LW: There has been a huge shift in the interest in menopause since I experienced my own. The publication of the NICE Guidelines for Menopause in 2015, media coverage, celebrity confessions and information-based websites have all helped raise awareness of the symptoms. Vaginal dryness is still a taboo subject though, and the least talked about side-effect of menopause, although it is one of the most debilitating and yet treatable symptoms. There is a danger though, that too many self-claiming experts are now jumping on the menopause bandwagon via social media and blog posts for commercial reasons. Dr Google offers conflicting advice and often with no scientific or evidence-based information. Many specialist menopause clinics have been closed and yet few GPs have received specialist training. There is still much to do.
PP: What advice would you give to anyone tempted to make a midlife career, or life, change?

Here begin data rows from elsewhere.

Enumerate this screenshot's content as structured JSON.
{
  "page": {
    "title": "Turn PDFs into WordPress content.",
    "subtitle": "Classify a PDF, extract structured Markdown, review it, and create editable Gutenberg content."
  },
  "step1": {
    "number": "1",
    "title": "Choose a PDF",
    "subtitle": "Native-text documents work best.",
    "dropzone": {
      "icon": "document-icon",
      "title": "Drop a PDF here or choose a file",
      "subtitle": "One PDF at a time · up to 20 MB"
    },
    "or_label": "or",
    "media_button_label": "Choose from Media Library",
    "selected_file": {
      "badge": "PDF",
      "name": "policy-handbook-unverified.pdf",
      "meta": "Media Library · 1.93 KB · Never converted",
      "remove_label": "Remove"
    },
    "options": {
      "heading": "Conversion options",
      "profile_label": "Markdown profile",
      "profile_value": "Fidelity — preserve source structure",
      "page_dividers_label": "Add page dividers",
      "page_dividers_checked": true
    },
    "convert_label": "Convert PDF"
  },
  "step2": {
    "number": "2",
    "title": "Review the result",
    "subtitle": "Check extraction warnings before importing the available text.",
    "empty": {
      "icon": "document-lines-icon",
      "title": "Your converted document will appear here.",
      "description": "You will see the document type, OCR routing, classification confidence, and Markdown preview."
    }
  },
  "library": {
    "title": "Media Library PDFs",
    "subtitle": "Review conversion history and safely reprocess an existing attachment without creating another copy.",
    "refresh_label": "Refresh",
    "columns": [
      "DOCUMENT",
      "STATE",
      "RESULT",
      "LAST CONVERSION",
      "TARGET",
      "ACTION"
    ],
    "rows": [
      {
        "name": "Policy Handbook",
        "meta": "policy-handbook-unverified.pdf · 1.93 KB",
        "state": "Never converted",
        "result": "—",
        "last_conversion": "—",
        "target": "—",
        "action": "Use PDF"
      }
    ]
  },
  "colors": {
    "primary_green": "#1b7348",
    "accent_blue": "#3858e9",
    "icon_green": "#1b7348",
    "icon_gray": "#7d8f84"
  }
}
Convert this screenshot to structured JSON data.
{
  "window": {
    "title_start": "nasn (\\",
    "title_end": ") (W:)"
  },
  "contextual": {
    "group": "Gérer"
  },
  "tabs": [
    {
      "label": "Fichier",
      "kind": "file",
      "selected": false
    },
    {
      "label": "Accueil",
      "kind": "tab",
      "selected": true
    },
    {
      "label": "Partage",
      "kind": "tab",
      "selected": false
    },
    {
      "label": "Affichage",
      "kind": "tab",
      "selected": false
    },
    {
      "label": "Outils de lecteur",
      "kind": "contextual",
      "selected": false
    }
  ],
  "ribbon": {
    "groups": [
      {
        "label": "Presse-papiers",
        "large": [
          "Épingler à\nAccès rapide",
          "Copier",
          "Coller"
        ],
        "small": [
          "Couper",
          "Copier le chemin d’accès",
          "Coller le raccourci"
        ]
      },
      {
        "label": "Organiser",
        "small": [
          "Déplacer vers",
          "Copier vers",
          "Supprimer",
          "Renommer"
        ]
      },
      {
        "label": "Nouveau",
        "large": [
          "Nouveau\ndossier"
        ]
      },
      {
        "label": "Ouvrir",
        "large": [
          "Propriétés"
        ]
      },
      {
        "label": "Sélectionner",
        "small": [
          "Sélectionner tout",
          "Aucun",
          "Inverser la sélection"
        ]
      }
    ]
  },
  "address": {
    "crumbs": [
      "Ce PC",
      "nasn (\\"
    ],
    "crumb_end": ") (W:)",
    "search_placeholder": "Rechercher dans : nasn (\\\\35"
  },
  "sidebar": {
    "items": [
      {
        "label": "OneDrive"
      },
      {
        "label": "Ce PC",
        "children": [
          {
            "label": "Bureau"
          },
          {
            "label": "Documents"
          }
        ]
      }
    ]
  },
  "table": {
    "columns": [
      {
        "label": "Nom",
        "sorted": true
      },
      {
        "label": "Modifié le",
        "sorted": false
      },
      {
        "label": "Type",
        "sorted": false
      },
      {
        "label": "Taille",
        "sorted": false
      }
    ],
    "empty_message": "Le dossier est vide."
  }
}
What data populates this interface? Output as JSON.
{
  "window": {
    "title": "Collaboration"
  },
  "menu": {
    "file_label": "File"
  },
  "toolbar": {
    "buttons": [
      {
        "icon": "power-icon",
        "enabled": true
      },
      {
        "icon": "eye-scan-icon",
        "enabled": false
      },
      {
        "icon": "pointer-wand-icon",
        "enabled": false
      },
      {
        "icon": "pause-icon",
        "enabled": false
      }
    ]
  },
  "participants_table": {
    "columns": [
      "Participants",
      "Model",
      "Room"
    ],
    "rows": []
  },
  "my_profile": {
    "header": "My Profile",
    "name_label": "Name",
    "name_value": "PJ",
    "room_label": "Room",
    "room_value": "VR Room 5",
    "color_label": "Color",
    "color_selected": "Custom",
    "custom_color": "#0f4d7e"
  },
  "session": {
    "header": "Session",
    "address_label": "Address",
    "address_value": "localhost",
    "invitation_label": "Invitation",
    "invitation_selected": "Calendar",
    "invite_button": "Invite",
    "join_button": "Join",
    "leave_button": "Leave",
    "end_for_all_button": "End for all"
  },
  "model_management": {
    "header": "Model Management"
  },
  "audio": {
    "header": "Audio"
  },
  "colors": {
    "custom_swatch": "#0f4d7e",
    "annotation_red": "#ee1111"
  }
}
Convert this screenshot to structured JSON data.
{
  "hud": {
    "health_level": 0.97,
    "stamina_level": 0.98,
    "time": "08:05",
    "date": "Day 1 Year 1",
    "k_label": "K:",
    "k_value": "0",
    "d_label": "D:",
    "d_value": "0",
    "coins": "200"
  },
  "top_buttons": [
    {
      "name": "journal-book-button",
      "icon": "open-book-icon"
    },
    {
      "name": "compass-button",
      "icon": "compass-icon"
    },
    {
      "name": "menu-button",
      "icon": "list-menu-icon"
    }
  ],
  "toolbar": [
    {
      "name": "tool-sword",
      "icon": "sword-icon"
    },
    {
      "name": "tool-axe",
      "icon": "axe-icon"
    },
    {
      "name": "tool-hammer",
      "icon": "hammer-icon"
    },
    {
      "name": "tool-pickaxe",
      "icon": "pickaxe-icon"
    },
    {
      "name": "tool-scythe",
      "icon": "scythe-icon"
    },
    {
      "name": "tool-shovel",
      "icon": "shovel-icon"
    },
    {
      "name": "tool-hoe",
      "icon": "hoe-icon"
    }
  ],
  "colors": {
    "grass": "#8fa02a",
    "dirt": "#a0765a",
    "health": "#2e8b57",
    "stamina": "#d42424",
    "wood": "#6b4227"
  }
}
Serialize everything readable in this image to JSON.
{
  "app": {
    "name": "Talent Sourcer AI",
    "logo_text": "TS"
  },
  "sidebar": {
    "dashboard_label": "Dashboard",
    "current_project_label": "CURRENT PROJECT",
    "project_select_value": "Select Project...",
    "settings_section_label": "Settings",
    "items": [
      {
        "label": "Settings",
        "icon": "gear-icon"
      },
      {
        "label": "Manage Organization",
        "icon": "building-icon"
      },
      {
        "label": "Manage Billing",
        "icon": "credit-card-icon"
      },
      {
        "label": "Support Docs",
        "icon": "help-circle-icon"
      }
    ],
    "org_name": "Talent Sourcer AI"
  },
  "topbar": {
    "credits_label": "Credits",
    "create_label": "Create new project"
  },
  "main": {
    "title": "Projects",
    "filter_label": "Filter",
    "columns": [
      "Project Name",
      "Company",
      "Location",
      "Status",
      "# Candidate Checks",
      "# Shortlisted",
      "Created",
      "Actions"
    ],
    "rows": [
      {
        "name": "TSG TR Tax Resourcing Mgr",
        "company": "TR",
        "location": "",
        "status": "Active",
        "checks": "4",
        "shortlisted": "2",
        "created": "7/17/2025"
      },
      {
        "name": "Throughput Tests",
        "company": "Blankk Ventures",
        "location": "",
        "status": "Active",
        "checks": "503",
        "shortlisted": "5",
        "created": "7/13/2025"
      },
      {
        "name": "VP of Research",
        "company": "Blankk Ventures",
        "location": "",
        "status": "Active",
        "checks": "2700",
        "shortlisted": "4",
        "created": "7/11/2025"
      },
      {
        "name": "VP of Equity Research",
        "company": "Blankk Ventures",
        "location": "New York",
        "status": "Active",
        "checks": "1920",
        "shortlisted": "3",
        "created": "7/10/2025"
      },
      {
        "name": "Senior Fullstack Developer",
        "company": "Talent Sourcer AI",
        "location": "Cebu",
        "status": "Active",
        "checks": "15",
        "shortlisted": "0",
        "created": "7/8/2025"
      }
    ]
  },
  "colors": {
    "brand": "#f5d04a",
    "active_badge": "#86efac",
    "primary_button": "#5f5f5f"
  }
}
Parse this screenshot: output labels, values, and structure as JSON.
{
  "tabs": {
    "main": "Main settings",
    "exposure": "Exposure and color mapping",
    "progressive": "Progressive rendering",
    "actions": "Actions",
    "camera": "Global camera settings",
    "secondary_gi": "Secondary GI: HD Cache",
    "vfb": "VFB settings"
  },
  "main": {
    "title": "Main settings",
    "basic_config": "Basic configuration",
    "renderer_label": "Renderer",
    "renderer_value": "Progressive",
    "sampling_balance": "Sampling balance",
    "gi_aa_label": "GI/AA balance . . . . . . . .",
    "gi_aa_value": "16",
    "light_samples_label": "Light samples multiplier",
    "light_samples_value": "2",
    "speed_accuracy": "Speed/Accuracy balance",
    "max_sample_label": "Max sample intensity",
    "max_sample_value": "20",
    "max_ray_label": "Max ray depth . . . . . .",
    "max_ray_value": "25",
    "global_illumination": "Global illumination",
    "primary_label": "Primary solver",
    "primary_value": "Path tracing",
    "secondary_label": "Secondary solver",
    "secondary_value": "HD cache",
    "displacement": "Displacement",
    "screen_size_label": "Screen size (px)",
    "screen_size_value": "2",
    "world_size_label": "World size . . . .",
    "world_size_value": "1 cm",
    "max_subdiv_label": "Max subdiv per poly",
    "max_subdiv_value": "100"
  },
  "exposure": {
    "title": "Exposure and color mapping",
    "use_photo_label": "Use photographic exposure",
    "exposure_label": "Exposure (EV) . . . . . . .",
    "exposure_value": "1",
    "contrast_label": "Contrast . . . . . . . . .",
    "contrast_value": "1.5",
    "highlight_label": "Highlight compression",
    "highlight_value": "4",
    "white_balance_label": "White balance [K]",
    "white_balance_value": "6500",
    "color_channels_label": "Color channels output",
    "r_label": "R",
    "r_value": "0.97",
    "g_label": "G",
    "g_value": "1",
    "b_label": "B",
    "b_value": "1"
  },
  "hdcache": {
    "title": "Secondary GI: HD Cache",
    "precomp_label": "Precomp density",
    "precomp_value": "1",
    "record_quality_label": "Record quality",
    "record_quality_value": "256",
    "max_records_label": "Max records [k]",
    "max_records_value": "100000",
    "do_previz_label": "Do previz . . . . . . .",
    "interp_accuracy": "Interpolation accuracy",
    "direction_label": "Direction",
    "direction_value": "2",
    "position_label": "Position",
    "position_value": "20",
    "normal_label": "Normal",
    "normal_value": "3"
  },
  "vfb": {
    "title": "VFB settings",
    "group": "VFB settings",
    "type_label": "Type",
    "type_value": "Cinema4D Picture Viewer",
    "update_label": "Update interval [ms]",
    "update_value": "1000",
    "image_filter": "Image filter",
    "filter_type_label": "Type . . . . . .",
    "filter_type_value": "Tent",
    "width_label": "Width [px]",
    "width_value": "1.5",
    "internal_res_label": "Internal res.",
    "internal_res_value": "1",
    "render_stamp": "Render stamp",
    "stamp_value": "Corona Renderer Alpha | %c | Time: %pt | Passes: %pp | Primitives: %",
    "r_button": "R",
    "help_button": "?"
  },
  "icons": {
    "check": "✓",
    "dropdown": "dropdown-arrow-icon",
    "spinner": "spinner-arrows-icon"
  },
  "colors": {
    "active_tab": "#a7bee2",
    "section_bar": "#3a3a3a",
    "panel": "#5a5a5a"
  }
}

LW: With the state pension age being shifted, women may need to work for longer, but not necessarily in their main full-time role. Menopause can be a time of anxiety and lack of confidence, but if you do have the chance to make a change, then it can be incredibly rewarding. I would advise anyone to be open to opportunities around interests or passions in life. This might be studying, working or volunteering. Ideally, it should be something that allows you to continue to develop, either personally or professionally. It should be an individual choice. For some it might be looking after grand-children on a regular basis, to help the next generation struggling with childcare but for others it might be necessary to receive income to bridge the gap until their pension is due.
PP: You’re stepping back a little from the company, what’s next?
LW: I am far too passionate to step back completely and there is still so much to do. I am lucky to now have a role as a YES Ambassador, working from home. I give talks, especially to women who have had treatment for breast or gynaecological cancers. Many of these women are on medication that suppresses oestrogen, and they suffer from the full range of menopausal symptoms, even if they are of pre-menopausal age. This can lead to painful sex and relationship tensions. I run small intimate workshops to support women and help guide them in how to ask for help from their GP or oncologist. I also get invited to talk at menopause events, and more recently by organisations supporting women after childbirth when post-natal perineum trauma can lead to painful sex. I currently have dates for cancer support groups including Breast Cancer Haven, Ovarian Cancer support charity, Ovacome, the British Sjögren’s Syndrome Association, The Institute of Psychosexual Medicine, And Breathe Postnatal and PositivePause. Alongside these meetings, I write articles for magazines and blogs.
In my personal life, I am planning a Women’s Health Event covering both reproductive health and post-reproductive health with specialist health care professionals as speakers, in the autumn. This will be a ticketed event and all proceeds will go to The Eve Appeal Gynaecological Cancer Charity.